Filipino jurist and Associate Justice of the Court of Appeals (born 1955)

Jacinto Gavino Fajardo Jr. (born March 7, 1955) is a Filipino lawyer and jurist who served as an associate justice of the Court of Appeals of the Philippines from January 28, 2022 until his retirement on March 6, 2025. Prior to his appointment to the appellate court, he served as presiding judge of the Regional Trial Court of Talisay City, Cebu.

==Early life and education==
Fajardo is a native of Gubat, Sorsogon, Philippines. He earned his law degree from San Beda University and passed the Philippine Bar Examination in 1985.

==Judicial career==
Before joining the appellate court, Fajardo served in the Judiciary of the Philippines in various capacities. He became presiding judge of the Regional Trial Court in Talisay City, Cebu, serving from 2016 to 2022.

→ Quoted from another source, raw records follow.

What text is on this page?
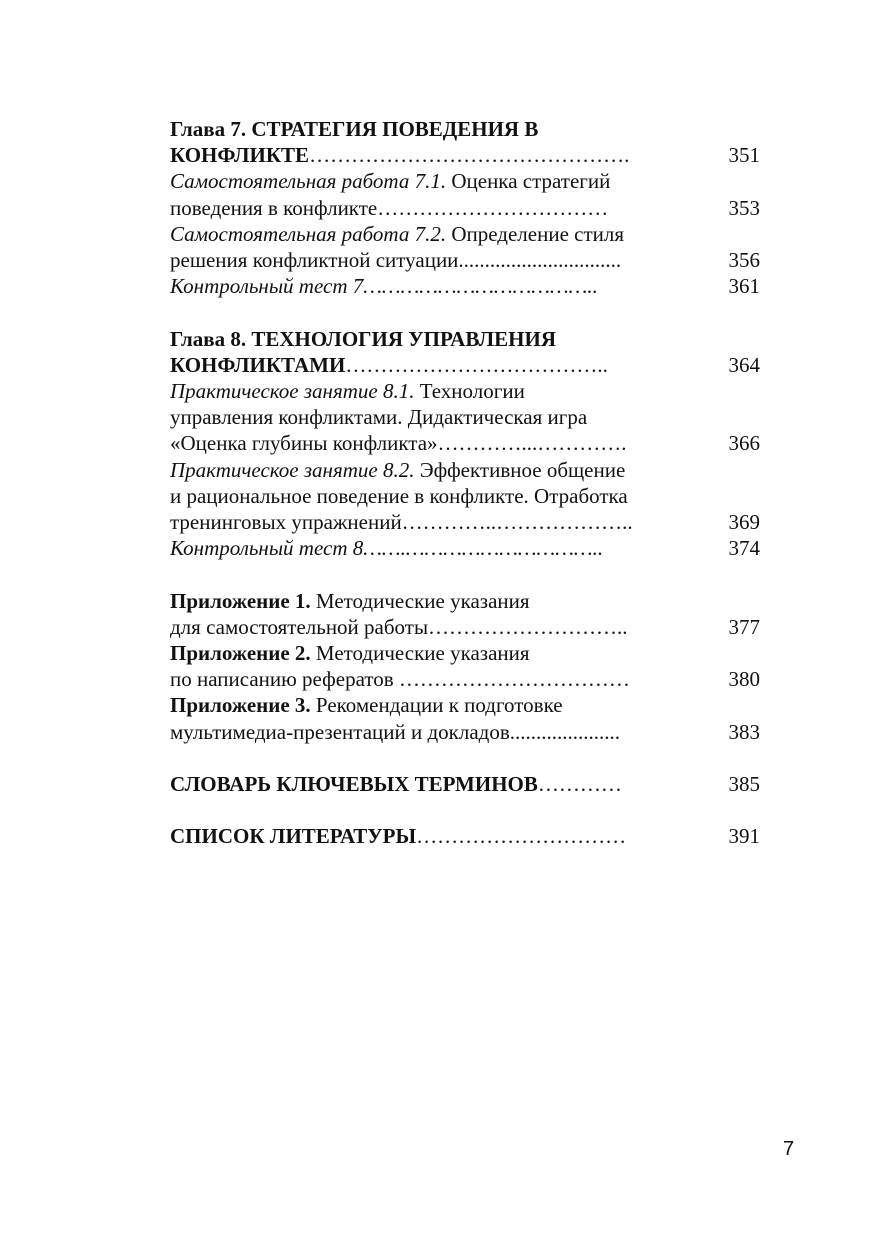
Глава 7. СТРАТЕГИЯ ПОВЕДЕНИЯ В
КОНФЛИКТЕ……………………………………….	351
Самостоятельная работа 7.1. Оценка стратегий
поведения в конфликте……………………………	353
Самостоятельная работа 7.2. Определение стиля
решения конфликтной ситуации...............................	356
Контрольный тест 7………………………………..	361
Глава 8. ТЕХНОЛОГИЯ УПРАВЛЕНИЯ
КОНФЛИКТАМИ………………………………..	364
Практическое занятие 8.1. Технологии
управления конфликтами. Дидактическая игра
«Оценка глубины конфликта»…………...………….	366
Практическое занятие 8.2. Эффективное общение
и рациональное поведение в конфликте. Отработка
тренинговых упражнений…………..………………..	369
Контрольный тест 8…….…………………………..	374
Приложение 1. Методические указания
для самостоятельной работы………………………..	377
Приложение 2. Методические указания
по написанию рефератов ……………………………	380
Приложение 3. Рекомендации к подготовке
мультимедиа-презентаций и докладов.....................	383
СЛОВАРЬ КЛЮЧЕВЫХ ТЕРМИНОВ…………	385
СПИСОК ЛИТЕРАТУРЫ…………………………	391
7
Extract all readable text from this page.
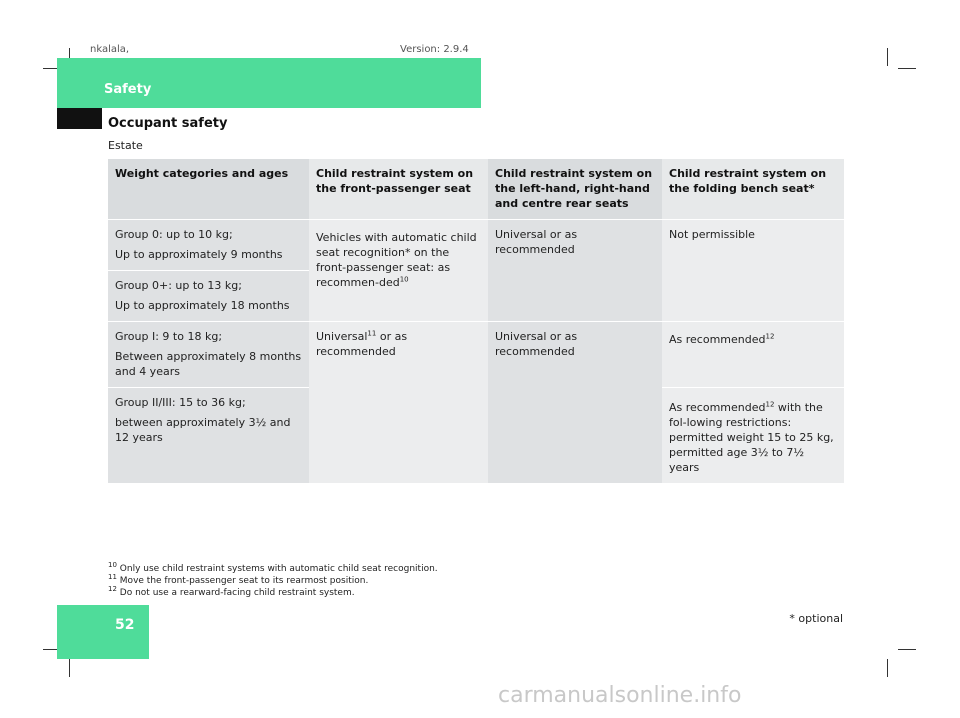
nkalala,	Version: 2.9.4
Safety
Occupant safety
Estate
Weight categories and ages	Child restraint system on the front-passenger seat	Child restraint system on the left-hand, right-hand and centre rear seats	Child restraint system on the folding bench seat*

Group 0: up to 10 kg;
Up to approximately 9 months	Vehicles with automatic child seat recognition* on the front-passenger seat: as recommen-ded$^{10}$	Universal or as recommended	Not permissible

Group 0+: up to 13 kg;
Up to approximately 18 months			

Group I: 9 to 18 kg;
Between approximately 8 months and 4 years	Universal$^{11}$ or as recommended	Universal or as recommended	As recommended$^{12}$

Group II/III: 15 to 36 kg;
between approximately 3½ and 12 years			As recommended$^{12}$ with the fol-lowing restrictions: permitted weight 15 to 25 kg, permitted age 3½ to 7½ years
$^{10}$ Only use child restraint systems with automatic child seat recognition.
$^{11}$ Move the front-passenger seat to its rearmost position.
$^{12}$ Do not use a rearward-facing child restraint system.
52	* optional
carmanualsonline.info
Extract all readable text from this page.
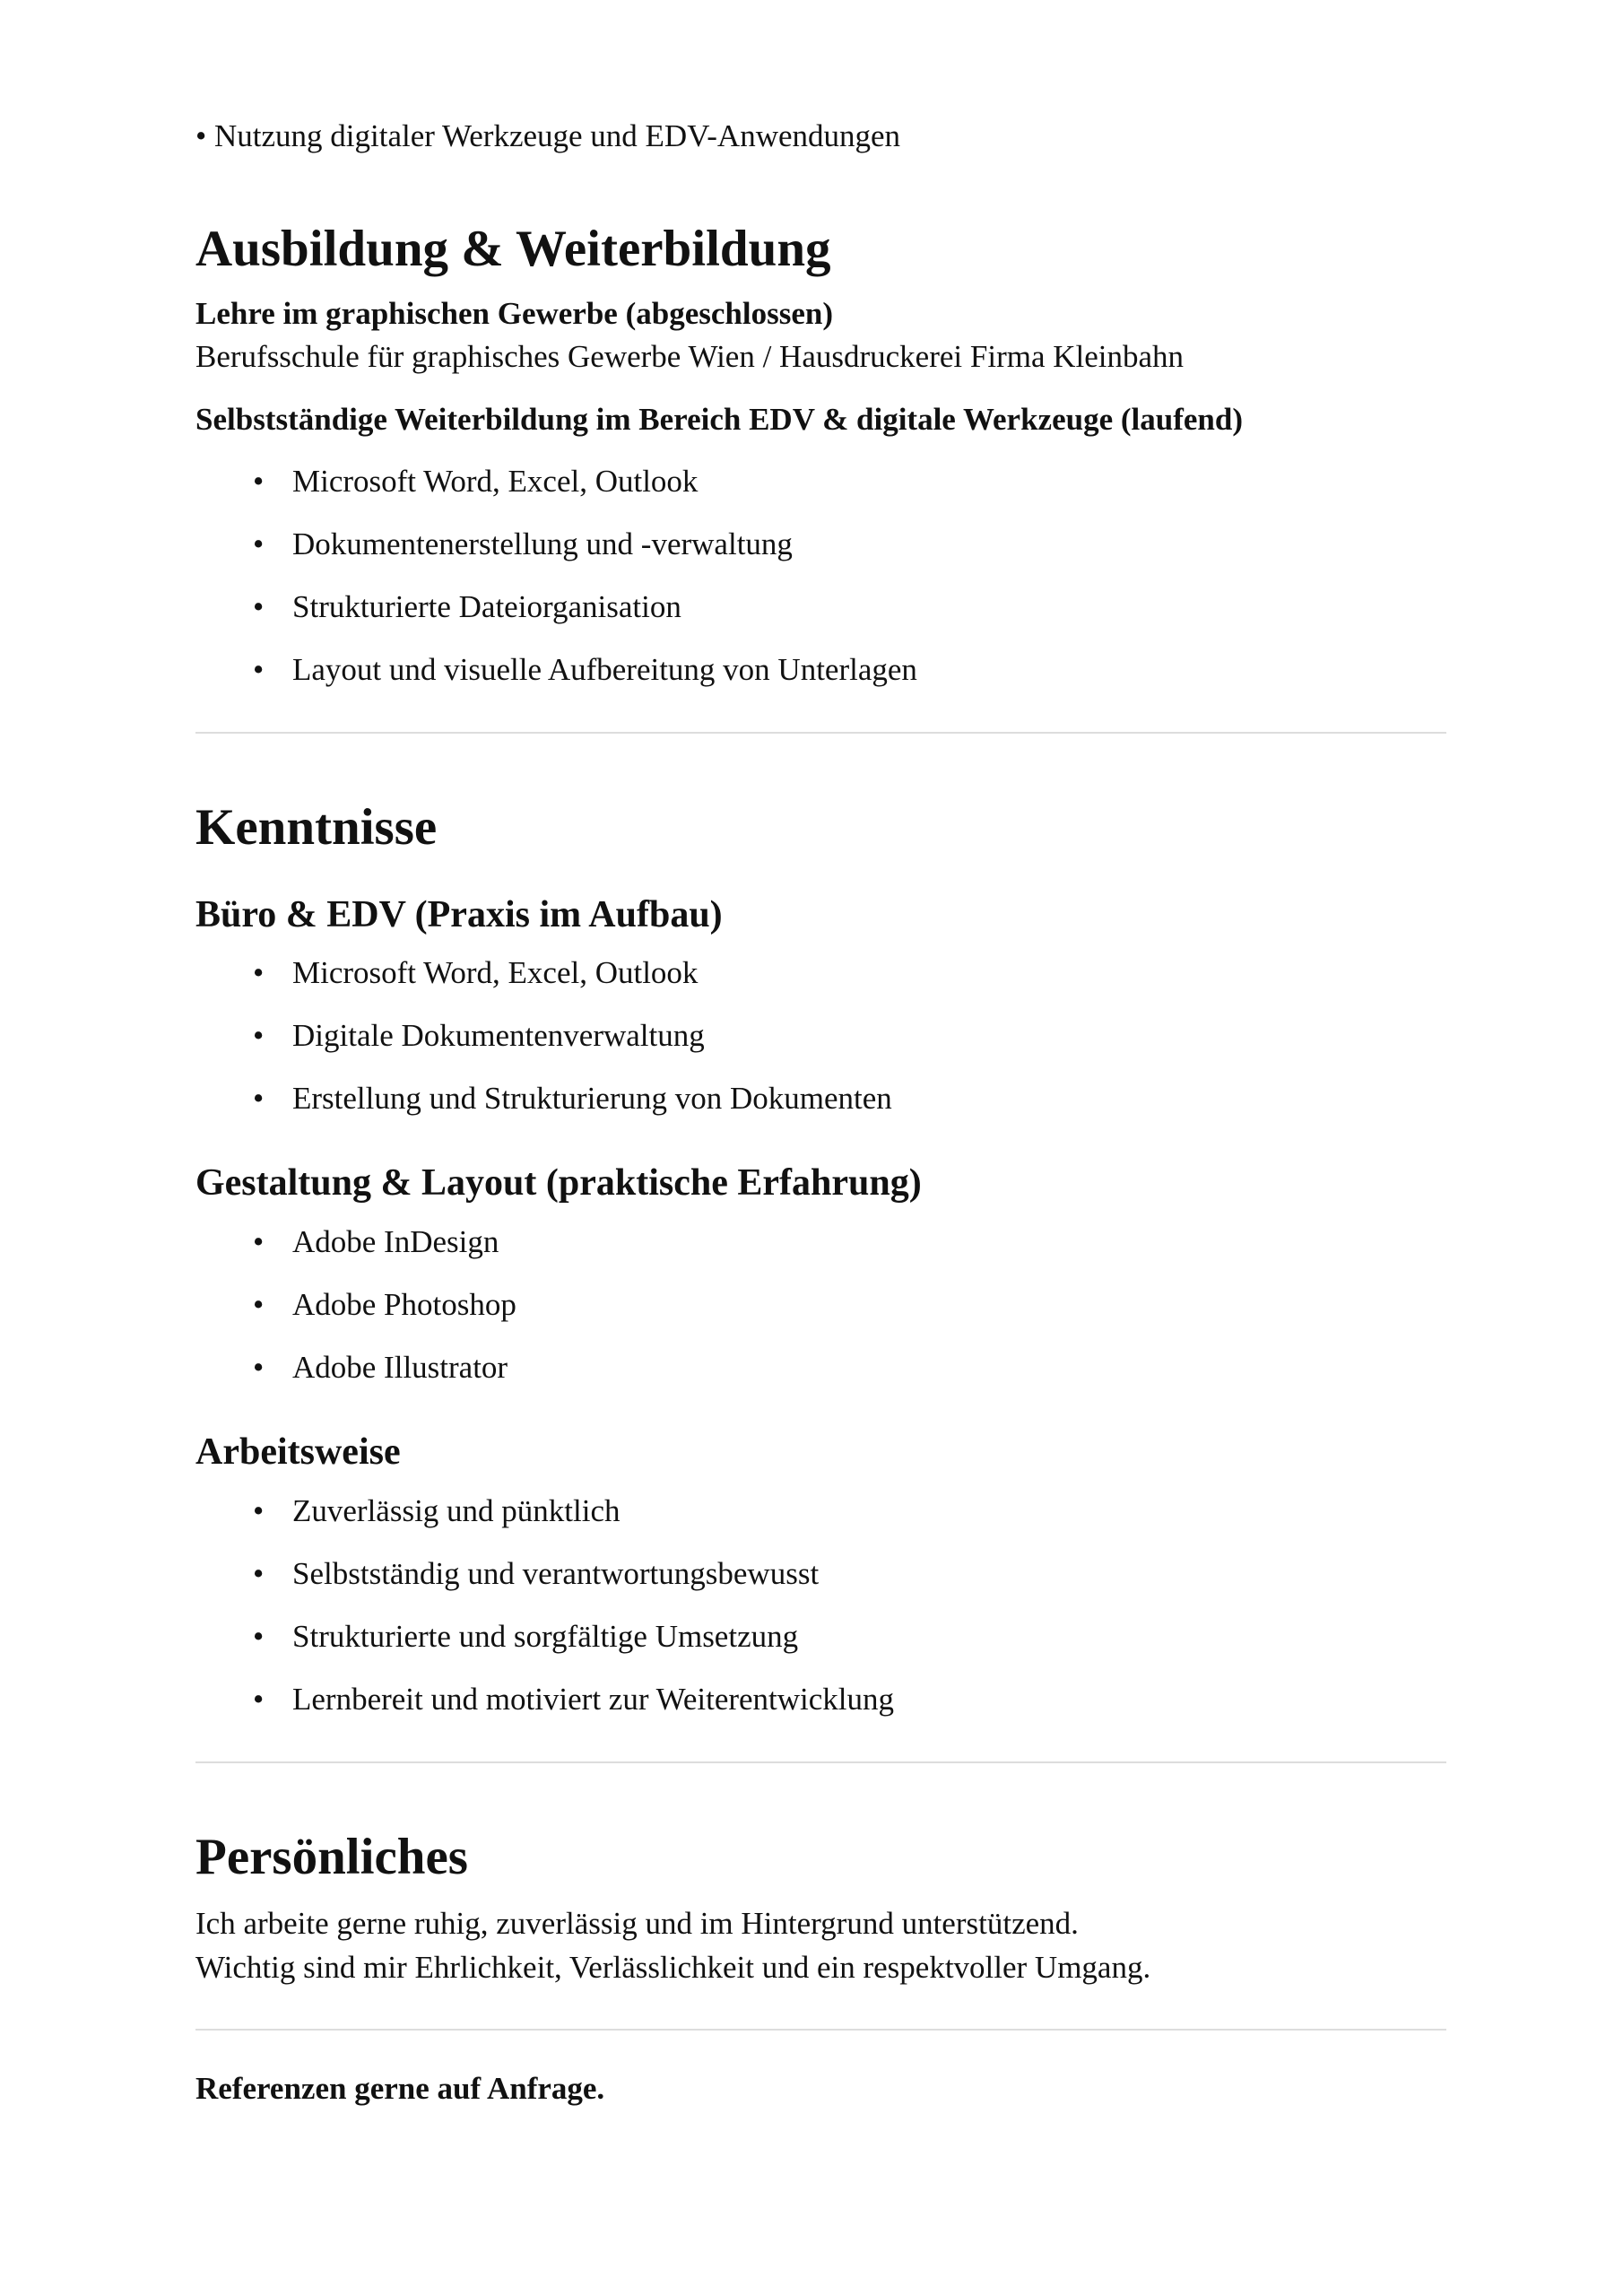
• Nutzung digitaler Werkzeuge und EDV-Anwendungen
Ausbildung & Weiterbildung
Lehre im graphischen Gewerbe (abgeschlossen)
Berufsschule für graphisches Gewerbe Wien / Hausdruckerei Firma Kleinbahn
Selbstständige Weiterbildung im Bereich EDV & digitale Werkzeuge (laufend)
• Microsoft Word, Excel, Outlook
• Dokumentenerstellung und -verwaltung
• Strukturierte Dateiorganisation
• Layout und visuelle Aufbereitung von Unterlagen
Kenntnisse
Büro & EDV (Praxis im Aufbau)
• Microsoft Word, Excel, Outlook
• Digitale Dokumentenverwaltung
• Erstellung und Strukturierung von Dokumenten
Gestaltung & Layout (praktische Erfahrung)
• Adobe InDesign
• Adobe Photoshop
• Adobe Illustrator
Arbeitsweise
• Zuverlässig und pünktlich
• Selbstständig und verantwortungsbewusst
• Strukturierte und sorgfältige Umsetzung
• Lernbereit und motiviert zur Weiterentwicklung
Persönliches
Ich arbeite gerne ruhig, zuverlässig und im Hintergrund unterstützend.
Wichtig sind mir Ehrlichkeit, Verlässlichkeit und ein respektvoller Umgang.
Referenzen gerne auf Anfrage.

In 2022, he was appointed Associate Justice of the Court of Appeals, filling the vacancy created by the elevation of Associate Justice Rodil Zalameda to the Supreme Court of the Philippines.

Fajardo served as a senior member of the Court of Appeals' 19th Division until reaching the mandatory retirement age of 70 in 2025.

==Retirement==
On March 6, 2025, the Court of Appeals held a special en banc session in honor of Fajardo's retirement and 70th birthday. During the ceremony, Alexander Gesmundo, chief justice of the Philippines, praised Fajardo's dedication, integrity, and service to the judiciary.

The ceremony included the presentation of judicial tokens and the unveiling of Fajardo's official portrait. Retired chief justice Diosdado Peralta also attended the event.